Il en va de même pour les transports, globalement accessibles mais où les emplacements « réservés » aux fauteuils roulants sont fréquemment occupés, même en dehors des heures de pointe, par des voyageurs valides. Ainsi, par exemple, l’unité fauteuil roulant du très commode train express Arlanda, qui relie l’aéroport au centre-ville, sert-elle fréquemment de dépose-bagage. Le métro n’échappe pas à la règle; son utilisation s’avère en outre malaisée pour un touriste : il faut d’abord se procurer les billets (préférez les carnets achetés en kiosque, ils sont moins chers qu’au guichet) puis, le cas échéant, repérer l’ascenseur (rarement propre, hélas), valider son passage auprès d’un préposé qui actionnera le portillon d’accès, et enfin ne pas se tromper d’étage, certaines lignes étant superposées !

On finit par s’habituer mais l’usage du tramway, surtout en centre-ville, est bien plus agréable, du moins sur l’unique ligne accessible en fauteuil roulant (mais elle dessert la plupart des centres d’intérêt).
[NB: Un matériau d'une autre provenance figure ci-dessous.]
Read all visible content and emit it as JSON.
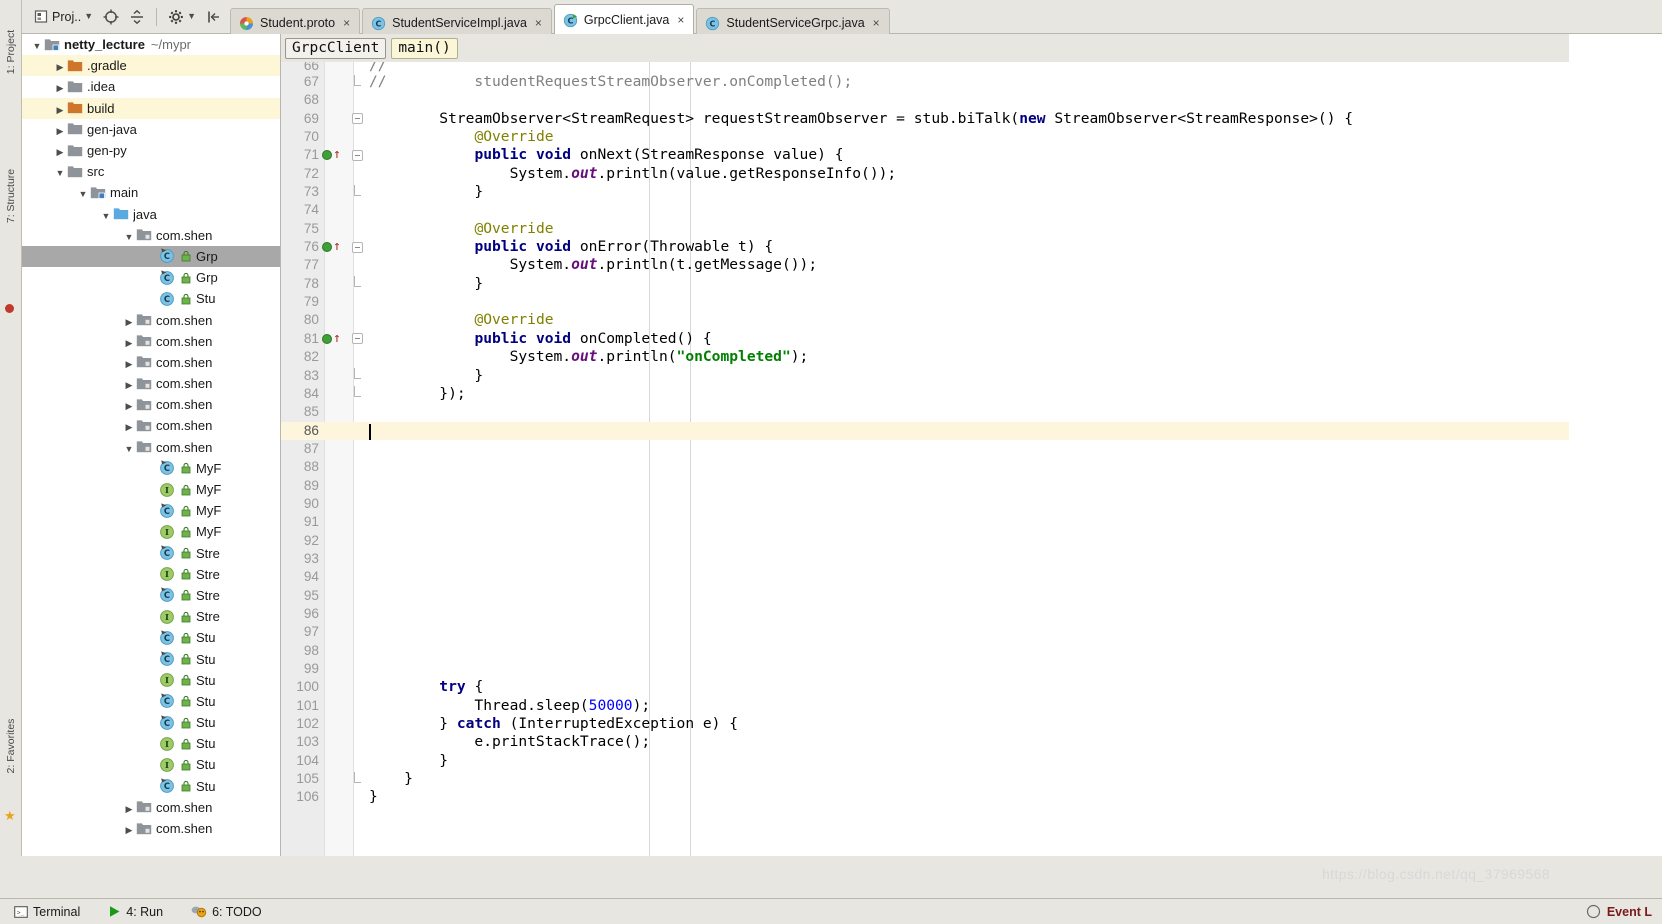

Tramway et bus disposent d’une rampe manuelle, rarement déployée par le conducteur.

Les titulaires de carte européenne de stationnement pourront utiliser gratuitement les emplacements réservés, et demander l’exemption du péage urbain en vigueur depuis 5 ans en téléchargeant et en renvoyant cet imprimé fiscal édité uniquement en suédois; notez que la fonction copier/coller en est inhibée, ce qui empêche toute traduction en ligne…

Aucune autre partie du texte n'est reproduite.